Leistner S, Young E, Meaney C, Winchester B
Division of Biochemistry and Genetics, Institute of Child Health, London, UK.
J Inherit Metab Dis. 1995;18(6):710-6. doi: 10.1007/BF02436761.
A benign deficiency (pseudodeficiency) of the lysosomal enzyme arylsulphatase A (ASA) (EC 3.1.6.8) towards synthetic substrates complicates the diagnosis of metachromatic leukodystrophy (MLD). The pseudodeficiency is due to a single base substitution in the 3'-untranslated region of the ASA gene (1524+95 A-->G) and it has been reported that this mutation (PD2) always occurs on a chromosome carrying a second mutation in the ASA gene (PD1), which abolishes an N-glycosylation site (N350S). Analysis of the two PD mutations in the ASA gene separately was carried out in a large group of subjects with neurological symptoms and low ASA activity, including close relatives and MLD patients. The relationship between ASA enzyme activity and the different genotypes identified is presented. Evidence for the existence of an allele containing the PD2 mutation alone is presented. A strategy for cases with low ASA activity and neurological symptoms in families carrying a PD allele or both PD and MLD alleles is proposed.

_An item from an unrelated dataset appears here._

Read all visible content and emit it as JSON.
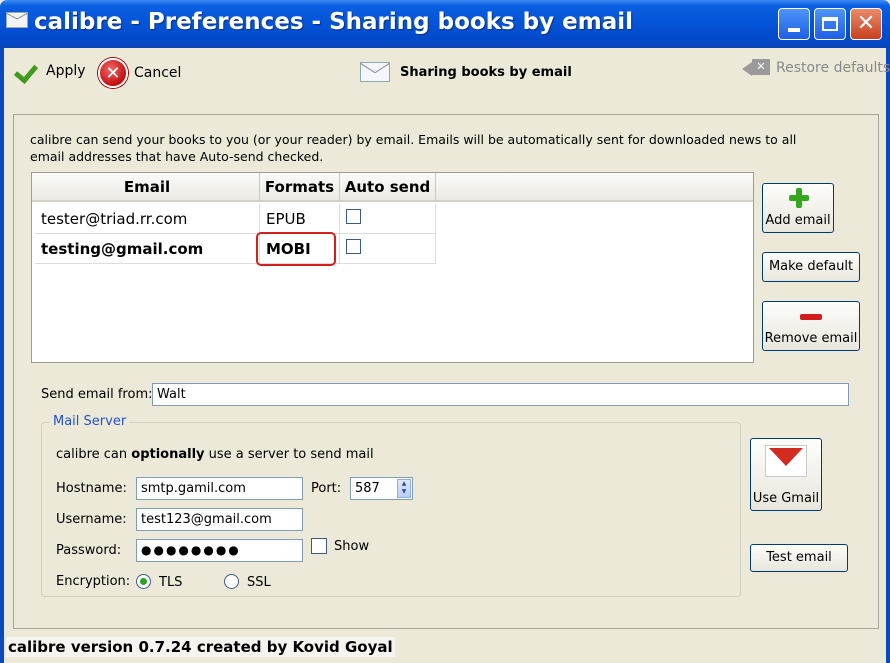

溶酶体酶芳基硫酸酯酶A(ASA)(EC 3.1.6.8)对合成底物的良性缺陷(假缺陷)使异染性脑白质营养不良(MLD)的诊断变得复杂。这种假缺陷是由于ASA基因3'-非翻译区的单个碱基替换(1524 + 95 A→G)引起的,并且据报道这种突变(PD2)总是发生在携带ASA基因第二个突变(PD1)的染色体上,该突变消除了一个N-糖基化位点(N350S)。在一大组有神经症状且ASA活性低的受试者中,包括近亲及MLD患者,分别对ASA基因中的两种PD突变进行了分析。呈现了ASA酶活性与所鉴定的不同基因型之间的关系。提供了仅含有PD2突变的等位基因存在的证据。针对携带PD等位基因或同时携带PD和MLD等位基因的家族中ASA活性低且有神经症状的病例,提出了一种策略。